Entre tanto altibajo, me he dado cuenta de que todos hemos integrado una especie de repertorio de estrategias de distracción, como aquel que quiere entretener a un bebé jugando al cucú. Mi favorita y creo que la más efectiva es la de las palmas: chocamos las palmas de las manos. No recuerdo cuándo empezamos a hacerlo. Creo que un día hace mucho le dije «¡Choca!» y puse las manos frente a ella. Y lo entendió, qué curioso. Y sigue entendiéndolo, más curioso aún. Lo que más le gusta, creo, es hacer ruido y dar fuerte. Incluso aunque esté muy enfadada, cuando chocamos, suele reírse y seguimos un rato. Le gusta y a mí también porque es una de escasas maneras que tengo ya para interaccionar con ella. Es más, me encanta que cuando está muy enfurruñada e intento chocar con ella, me diga que no tiene ganas o me rechace. Por eso, sigo haciéndolo ya que si, además, nos atenemos a los objetivos terapéuticos, chocar las manos favorece la coordinación de movimientos y la psicomotricidad, ¡ea! Y otro punto positivo es que prácticamente se puede aplicar en cualquier momento, situación o drama. No necesita ni preparación ni contexto.
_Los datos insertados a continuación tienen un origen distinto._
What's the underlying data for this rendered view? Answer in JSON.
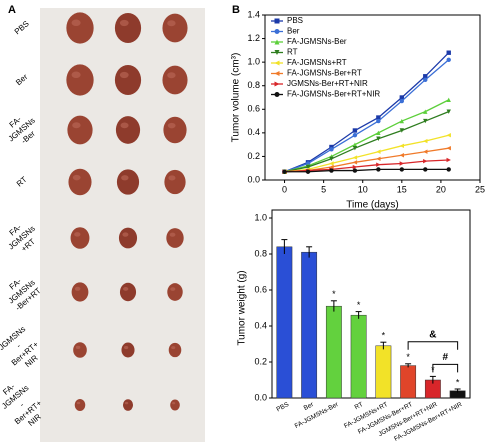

Ahora bien, como os comentaba, también ocurre que, sin previo aviso, te (me refiero a mí) llega ese momento de bajón en el que la tristeza se apodera de ti. No la de tu vida personal, si es que puede existir una vida personal dadas las circunstancias. No, me refiero a cuando te das cuenta de lo que está ocurriendo,  a cuando te paras a pensar. A veces, tengo miedo de olvidarme de cómo era mi madre antes de esta mierda. En esos momentos, intento recordar alguna historia del pasado, alguna frase suya, algún gesto y, aunque me pongo terriblemente triste, me distraigo unos segundos, sonrío y lloro y me convenzo a mí misma de que nunca la olvidaré. Así es. Sin embargo, no me puedo permitir prolongar este tipo de pensamientos porque podría ser que no saliera del hoyo de pena en el que me meto, así que una  vez que estoy segura de que el recuerdo de mi madre no se irá así como así, pienso en alguna cosa graciosa que haya vivido con ella últimamente y no dejo pasar mucho tiempo en esas diatribas para ponerme a hacer algo o pensar en algo práctico y urgente como escribir una entrada en el blog.

Pues bien, este ha sido un pequeño resumen de lo que es la montaña rusa, qué digo, el parque de atracciones en el que resido permanentemente. Ahora ya sabéis el secreto para sobrevivir o, al menos, malvivir en él: la eterna búsqueda de estrategias de distracción para el enfermo y para vosotros mismos.